I still didn’t know what the first coincidence was.
Now his eyes narrowed, in an approximation of thought. “What are you doin’ around these shabby digs, Nate?”
The Barry Apartments were anything but shabby: this was as fashionable as Chicago neighborhoods got, and the Fischetti clan’s luxurious triplex penthouse had once been occupied by Mayor Thompson and Mayor Cermak…one at a time, of course.
I gave him half a smile and said, “I was just bribing your doorman to see if I could come up and see you, without an appointment.”
The doorman’s eyes widened with alarm.
But Joey waved off my remark. “Ah, you don’t need to waste your money on that! Don’t take his money, George.”
George swallowed and said, “No, sir,” and handed the twenty back.
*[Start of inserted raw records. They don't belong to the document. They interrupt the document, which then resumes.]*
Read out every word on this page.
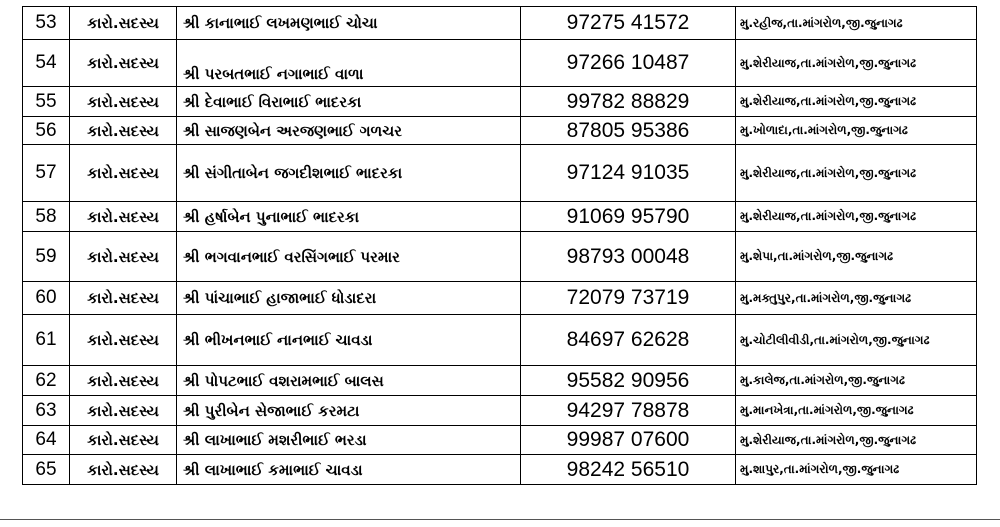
53	કારો.સદસ્ય	શ્રી કાનાભાઈ લખમણભાઈ ચોચા	97275 41572	મુ.રહીજ,તા.માંગરોળ,જી.જુનાગઢ
54	કારો.સદસ્ય	શ્રી પરબતભાઈ નગાભાઈ વાળા	97266 10487	મુ.શેરીયાજ,તા.માંગરોળ,જી.જુનાગઢ
55	કારો.સદસ્ય	શ્રી દેવાભાઈ વિરાભાઈ ભાદરકા	99782 88829	મુ.શેરીયાજ,તા.માંગરોળ,જી.જુનાગઢ
56	કારો.સદસ્ય	શ્રી સાજણબેન અરજણભાઈ ગળચર	87805 95386	મુ.ખોળાદા,તા.માંગરોળ,જી.જુનાગઢ
57	કારો.સદસ્ય	શ્રી સંગીતાબેન જગદીશભાઈ ભાદરકા	97124 91035	મુ.શેરીયાજ,તા.માંગરોળ,જી.જુનાગઢ
58	કારો.સદસ્ય	શ્રી હર્ષાબેન પુનાભાઈ ભાદરકા	91069 95790	મુ.શેરીયાજ,તા.માંગરોળ,જી.જુનાગઢ
59	કારો.સદસ્ય	શ્રી ભગવાનભાઈ વરસિંગભાઈ પરમાર	98793 00048	મુ.શેપા,તા.માંગરોળ,જી.જુનાગઢ
60	કારો.સદસ્ય	શ્રી પાંચાભાઈ હાજાભાઈ ધોડાદરા	72079 73719	મુ.મક્તુપુર,તા.માંગરોળ,જી.જુનાગઢ
61	કારો.સદસ્ય	શ્રી ભીખનભાઈ નાનભાઈ ચાવડા	84697 62628	મુ.ચોટીલીવીડી,તા.માંગરોળ,જી.જુનાગઢ
62	કારો.સદસ્ય	શ્રી પોપટભાઈ વશરામભાઈ બાલસ	95582 90956	મુ.કાલેજ,તા.માંગરોળ,જી.જુનાગઢ
63	કારો.સદસ્ય	શ્રી પુરીબેન સેજાભાઈ કરમટા	94297 78878	મુ.માનખેત્રા,તા.માંગરોળ,જી.જુનાગઢ
64	કારો.સદસ્ય	શ્રી લાખાભાઈ મશરીભાઈ ભરડા	99987 07600	મુ.શેરીયાજ,તા.માંગરોળ,જી.જુનાગઢ
65	કારો.સદસ્ય	શ્રી લાખાભાઈ કમાભાઈ ચાવડા	98242 56510	મુ.શાપુર,તા.માંગરોળ,જી.જુનાગઢ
As I was returning the bill to my pocket, Joey slipped his arm around my shoulder and walked me a few steps down the sidewalk, for a little privacy; the baby Fischetti smelled like a Vitalis and Old Spice cocktail. “My brother’s been wanting to talk to you.”
“Rocky or Charley?”
“Charley. Rock’ll probably be in on it, though. See, I was supposed to call you, but I got busy making arrangements for Frank. That’s where I was headed, right now—paving the way for the Voice with Dave Halper, at the Chez Paree.”
Dave Halper was one of the new owners of the club, which Mike Fritzel and Joe Jacobsen—the longtime hosts of a venue that had provided first breaks to the likes of Danny Kaye, Betty Hutton, and Danny Thomas—had sold to him last year. The Fischettis had an interest in this, the city’s biggest, biggest-time nitery: they owned the Gold Key Club, the Chez Paree’s backroom casino.